Apparently, Hunanese in the past had a tradition of worshiping the fire god, which is fitting given their hot cuisine and temperament.

The red complex houses an actual temple as well as a stage for Chinese opera performances, but the main attraction is the restaurant and its authentic, spicy Hunanese cuisine.

For a more natural atmosphere, the 300-meter-high Yuelu Mountain is a place for light hiking as well as visiting one of China's oldest places of learning, the Yuelu Academy, which was founded in 976.

The Hunan Provincial Museum is renowned for its 2,000-year-old Han Dynasty (206BC-AD220) Mawangdui tomb remains, though I could not see this since it was closed for renovation.

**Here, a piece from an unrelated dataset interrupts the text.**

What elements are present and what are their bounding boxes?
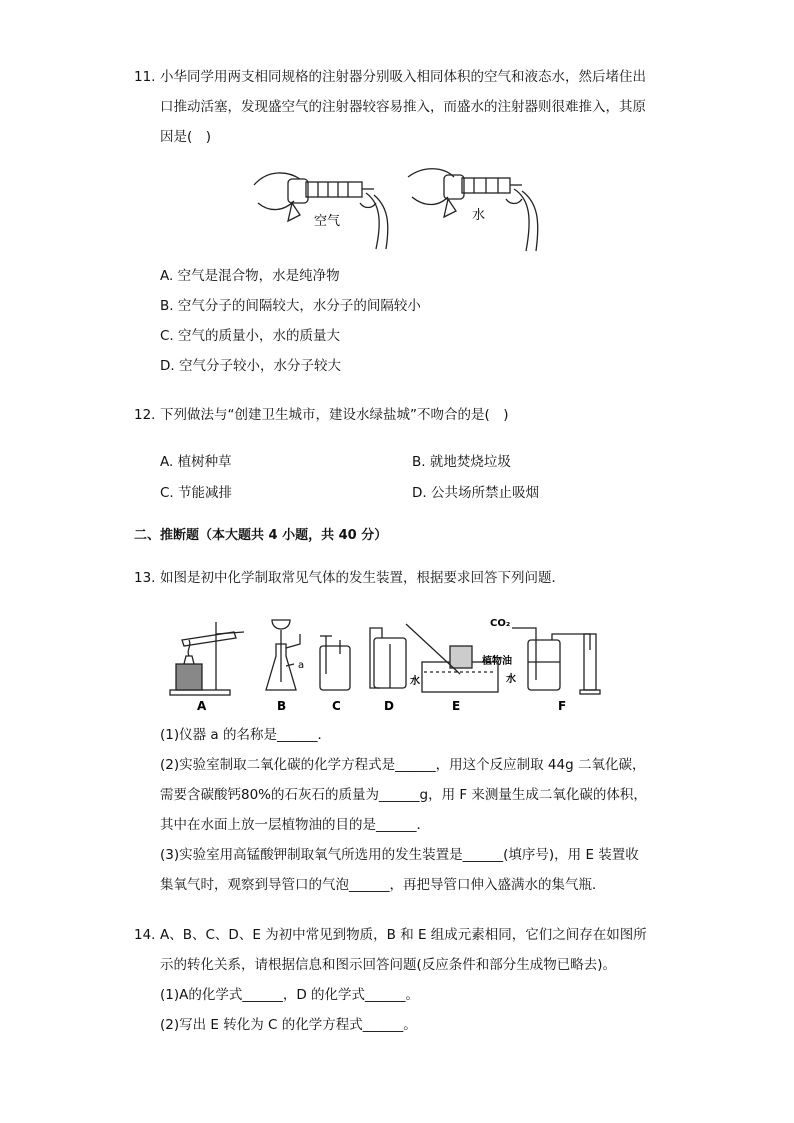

The museum renovation is supposed to be completed later this year, though previous notices on websites have said the same thing about it last year.

 I tried to visit the Changsha Museum but I was misled by my map app, which marked the old Changsha museum. By the time a kind store employee helped me figure out the actual location, it was too late.

As someone who makes sure to visit museums, especially in Chinese cities, this was disappointing.

With its mountainous terrain and scattered villages, Hunan people are said to be tough and clannish.

I guess this probably was a factor for some of the grumpiness I encountered.

But I can certainly pay tribute to Hunan's fine rural scenery and the majesty of Wulingyuan, which is the most impressive natural area in China I have ever visited.

Rules of thumb

Getting there: Fly direct from Beijing, Shanghai, or most major cities, or take the train to Changsha. From there you can take a bus to Fenghuang.

If you want to head to Zhangjiajie directly, you can fly there from most major cities in China or take the train.

When to go:  As heavy rains fall during April to June, and July and August can be very hot, the best time to visit is ­during the ­autumn months, when it is cooler and there is less rainfall.

Fares to ­enter Wulingyuan and to take the cable cars and glass elevator are cheaper from December to the end of February (non-peak season).